Ottoman influences in Western dress: Coats and trousers
Coats and trousers were the essential garments of Turkish men and women. By the twelfth century front opening coats begin to appear as outer garments worn initially by scholars and clerics. However, trousers, which were a great departure from European clothing construction, would not be adopted so quickly. The advantages of coats, however, were more apparent. Coats and jackets or vests, unlike mantles or cloaks, stayed in place on the body and did not encumber free movement of the arms. They can also be readily donned or doffed as circumstances require, and need not be pulled over the head as did the sleeved tunics common to previous European experience.
In religious and scholarly dress, during the First Crusade coats begin to appear that had either no sleeve, like the Arab ~b~ or the short sleeve of Turkish-style outer kaftans designed to show the sleeve of the coat(s) underneath. The adoption of such garments by European clerics coincided with the emergence of scholarly interest in Islamic texts as a source of knowledge on medicine, mathematics, and other subjects. Also we see the appearance in Western dress of the very distinctive Turkic feature of the hanging sleeveB another means by which the Turkish wearer could display the rich fabric of an under coat, through the opening of the partially detached sleeve of an outer coat. The drawings of such coats in European contexts show a different construction than the Turkish examples, but the concept is strikingly similar, and quite new to European fashion.
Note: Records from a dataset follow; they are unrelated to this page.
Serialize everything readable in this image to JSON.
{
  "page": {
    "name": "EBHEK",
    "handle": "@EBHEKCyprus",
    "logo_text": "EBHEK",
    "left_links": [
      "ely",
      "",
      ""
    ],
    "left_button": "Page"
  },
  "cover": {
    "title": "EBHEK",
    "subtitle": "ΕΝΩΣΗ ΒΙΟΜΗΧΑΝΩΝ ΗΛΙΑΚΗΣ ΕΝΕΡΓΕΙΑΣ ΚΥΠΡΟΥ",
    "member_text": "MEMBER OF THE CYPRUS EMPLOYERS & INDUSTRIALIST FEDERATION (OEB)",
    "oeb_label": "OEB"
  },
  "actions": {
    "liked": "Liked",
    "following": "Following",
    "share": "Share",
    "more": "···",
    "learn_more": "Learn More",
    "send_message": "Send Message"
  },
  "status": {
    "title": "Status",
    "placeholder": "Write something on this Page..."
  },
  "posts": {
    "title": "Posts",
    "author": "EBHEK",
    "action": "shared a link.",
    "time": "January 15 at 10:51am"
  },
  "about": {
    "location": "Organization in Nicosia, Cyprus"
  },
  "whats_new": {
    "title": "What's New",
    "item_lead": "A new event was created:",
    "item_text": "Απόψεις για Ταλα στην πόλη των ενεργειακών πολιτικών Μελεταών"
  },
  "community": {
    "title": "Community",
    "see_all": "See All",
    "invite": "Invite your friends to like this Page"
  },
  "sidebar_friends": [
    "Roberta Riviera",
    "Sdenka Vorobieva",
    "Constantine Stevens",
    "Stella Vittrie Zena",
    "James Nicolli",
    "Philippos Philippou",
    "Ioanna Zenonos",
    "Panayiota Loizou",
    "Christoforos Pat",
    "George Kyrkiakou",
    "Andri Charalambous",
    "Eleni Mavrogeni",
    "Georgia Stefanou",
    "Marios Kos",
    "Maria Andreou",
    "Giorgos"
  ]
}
The earliest form of this feature are the long extensions of sleeves called tippets, Both are reminiscent of the Turkish hanging sleeves . The tippet resembles the effect seen in a quilted silk jacket with chain mail lining, dated to the fourteenth century, seen in the Istanbul War Museum. This jacket had tight long sleeves that were slit from the wrist to the elbow with closely spaced buttons that closed the mail-lined sleeve snug to the wrist. However, it is probable that when not in battle, or in warm weather, the sleeves would have been allowed to dangle from the elbow like the tippet. Hanging sleeve effects become increasingly striking in the fourteenth and fifteenth centuries. Fuller long sleeves beginning in the late thirteenth century may have a long slit through which the arm can be inserted. This idea continues to be used in sixteenth century coats. Treatments are extremely varied. as longer gowns come into vogue, particularly for older men, we see various arrangements of layered sleeves that permit a closely fitted under-sleeve, often long and wrinkled and pushed up, and/or with a funnel-shaped cuff turned back to show a contrasting lining. Both features were common to Turkish, Persian, and Central Asian coat sleeves even before the Muslim period. The over-sleeves may be also wide, and either long or short, but designed to reveal the snugly fitted under-sleeve of the cote or pourpoint.
Also by the end of the twelfth century we see the appearance of pelissons, which are fur- lined outer garments, worn by both men and women. By the fourteenth and fifteenth century we see fur-lined coats that bear a striking resemblance to the Ottoman style. From this time on coats, short and long, become part of the repertoire of fashion.
The visual effect of layering inevitable with coats is particularly interesting. Coats are a very important feature of male dress in the first half of the sixteenth century. A short wide coat is worn that creates an impressive upper body silhouette without obscuring the essential European feature beautifully hosed and decorated legs, the fitted doublet, and the ostentatiously displayed codpiece. The sleeve of the coat is short, permitting display of an elaborately decorated under-sleeve in the Turkish manner. Loose short coats of this type first appeared in the 1490s in Italy, where the cut of sleeve and collar is virtually equivalent to Turkish examples. By the 1530s the form had been adapted to European tastes, becoming much more structured and elaborated in keeping with the aesthetics of the Mannerist style then in vogue in Europe.
How beatiful that the Creator made so coloful world isn’t it! How this world would be miserable if there existed only one culture!
In this regard I’d like to site the Holy Quran:
If Allah had willed, He would have made you one nation, but that (He) may test you in what He has given you; so compete in good deeds. Al – Maida 5/48.